If you’re looking for an explanation, then here’s what the command does :
In the case of kabylake, the fid=0xb8 is the function id where bits [7:3] are the PCI device id, and bits [2:0] are the function id, so 0xb8 means PCI device 23.0 which is the SATA device. The rootspace is 0 meaning the main CPU root space, and the sideband channel 0x150100d9 means :
bit 28 : posted (for writes)
bits 27-24: bar 5 (AHCI)
bits 23-16: write opcode 1 : WriteBar
bits 15-8: read opcode 0 : ReadBar
bits 7-0: Port ID 0xD9
Writing at the address + 4 is the AHCI register control, and writing bit 0 to 1 means reset controller.
As “simple” as that.
That’s it! That was the last of my series of articles. I’m sure there’s a lot more stuff I could write about on how I got to that point, but it’s all very tedious and boring (the proof that it’s boring is that I don’t remember most of it). You can probably figure some of the stuff out from the ipclib code that is in there.
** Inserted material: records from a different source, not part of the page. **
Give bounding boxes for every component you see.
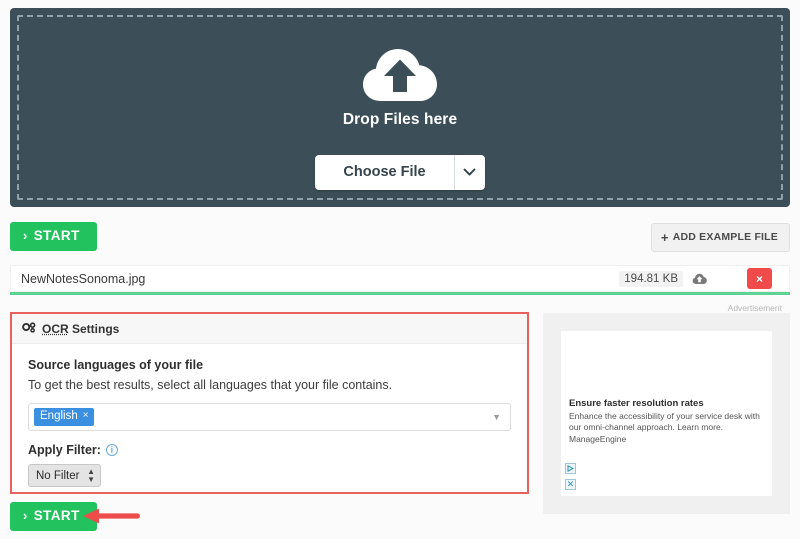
chevron-right-icon: ›	[23, 508, 28, 524]
action-toolbar: › START + ADD EXAMPLE FILE	[10, 222, 790, 254]
apply-filter-row: Apply Filter: i	[28, 443, 511, 457]
close-icon[interactable]: ✕	[565, 479, 576, 490]
advertisement-label: Advertisement	[727, 303, 782, 313]
settings-word: Settings	[68, 321, 120, 336]
stepper-arrows-icon: ▲ ▼	[87, 468, 95, 483]
ocr-settings-header: OCR Settings	[12, 314, 527, 344]
apply-filter-select[interactable]: No Filter ▲ ▼	[28, 464, 101, 487]
ocr-settings-panel: OCR Settings Source languages of your fi…	[10, 312, 529, 494]
apply-filter-label: Apply Filter:	[28, 443, 101, 457]
plus-icon: +	[660, 230, 669, 245]
chevron-down-icon[interactable]: ▼	[492, 412, 501, 422]
cloud-upload-icon	[692, 272, 707, 285]
remove-file-button[interactable]: ×	[747, 268, 772, 289]
source-languages-help: To get the best results, select all lang…	[28, 378, 393, 392]
caret-down-icon: ▼	[87, 474, 95, 484]
file-size: 194.81 KB	[619, 270, 683, 287]
choose-file-button[interactable]: Choose File	[315, 155, 454, 190]
source-languages-label: Source languages of your file	[28, 358, 204, 372]
apply-filter-value: No Filter	[36, 469, 80, 482]
language-tag-english[interactable]: English ×	[34, 407, 94, 427]
chevron-down-icon[interactable]	[453, 155, 485, 190]
advertisement-body: Enhance the accessibility of your servic…	[569, 411, 760, 444]
cloud-upload-icon	[361, 43, 439, 105]
drop-files-text: Drop Files here	[342, 111, 458, 128]
start-button-top-label: START	[33, 228, 80, 243]
file-name: NewNotesSonoma.jpg	[21, 271, 146, 286]
gears-icon	[22, 321, 36, 336]
language-multiselect[interactable]: English × ▼	[28, 403, 511, 431]
ocr-settings-body: Source languages of your file To get the…	[12, 344, 527, 487]
start-button-bottom-label: START	[33, 508, 80, 523]
dropzone-dashed-area[interactable]: Drop Files here Choose File	[17, 15, 783, 200]
chevron-right-icon: ›	[23, 228, 28, 244]
ocr-settings-title: OCR Settings	[42, 322, 119, 336]
start-button-top[interactable]: › START	[10, 222, 97, 251]
red-pointer-arrow	[83, 507, 143, 525]
ocr-abbr: OCR	[42, 321, 69, 336]
add-example-file-button[interactable]: + ADD EXAMPLE FILE	[650, 223, 790, 252]
close-icon[interactable]: ×	[83, 410, 89, 422]
uploaded-file-row: NewNotesSonoma.jpg 194.81 KB ×	[10, 265, 790, 295]
choose-file-group[interactable]: Choose File	[315, 155, 485, 190]
language-tag-label: English	[40, 409, 78, 422]
add-example-file-label: ADD EXAMPLE FILE	[672, 231, 778, 244]
info-icon[interactable]: i	[105, 444, 118, 456]
adchoices-triangle-icon[interactable]	[565, 463, 576, 474]
file-dropzone[interactable]: Drop Files here Choose File	[10, 8, 790, 207]
advertisement-creative[interactable]: Ensure faster resolution rates Enhance t…	[561, 331, 772, 496]
advertisement-copy: Ensure faster resolution rates Enhance t…	[569, 398, 766, 445]
advertisement-title: Ensure faster resolution rates	[569, 398, 704, 409]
I unfortunately never got around to doing my ‘antivirus-immune keylogger’, but it’s not impossible. It turned out that it needed a lot more work than I originally thought it would, and I blame it all on Intel for not providing documentation. I’m sure it could have been done in one week if I didn’t have to spend a year trying to understand how any of the underlying architecture works.
I’m sure there are a lot of other useful applications that can be done by running your own code in the ME. I’ve only done it using IPC scripts, but it should be possible to run binary executables (I know that PT did in their original exploit).
This whole experience was fun. More complex than I ever thought it would be, but still, a lot of fun. It also shows how dangerous the ME can be if someone hijacks it to run their own malicious firmware on it. The possibilities of having ME-viruses are huge, and it shows the importance of having good security and locking access to your flash chips if possible.
With this last article, I close the saga of the Intel ME reverse engineering and security research I’ve done in the last couple of years. I might still poke at it at some point, but I’m concentrating on other stuff for now, with my new business building a hosting service for D&D games being the focus of all my work. I hope the ipclib release I’m doing as well as these articles will be interesting to others and you’ll find something useful in it and perhaps it will inspire others to poke at things that weren’t really meant to be poked at.
It was fun, thanks for reading, and considering everything that’s happening in the world, stay safe!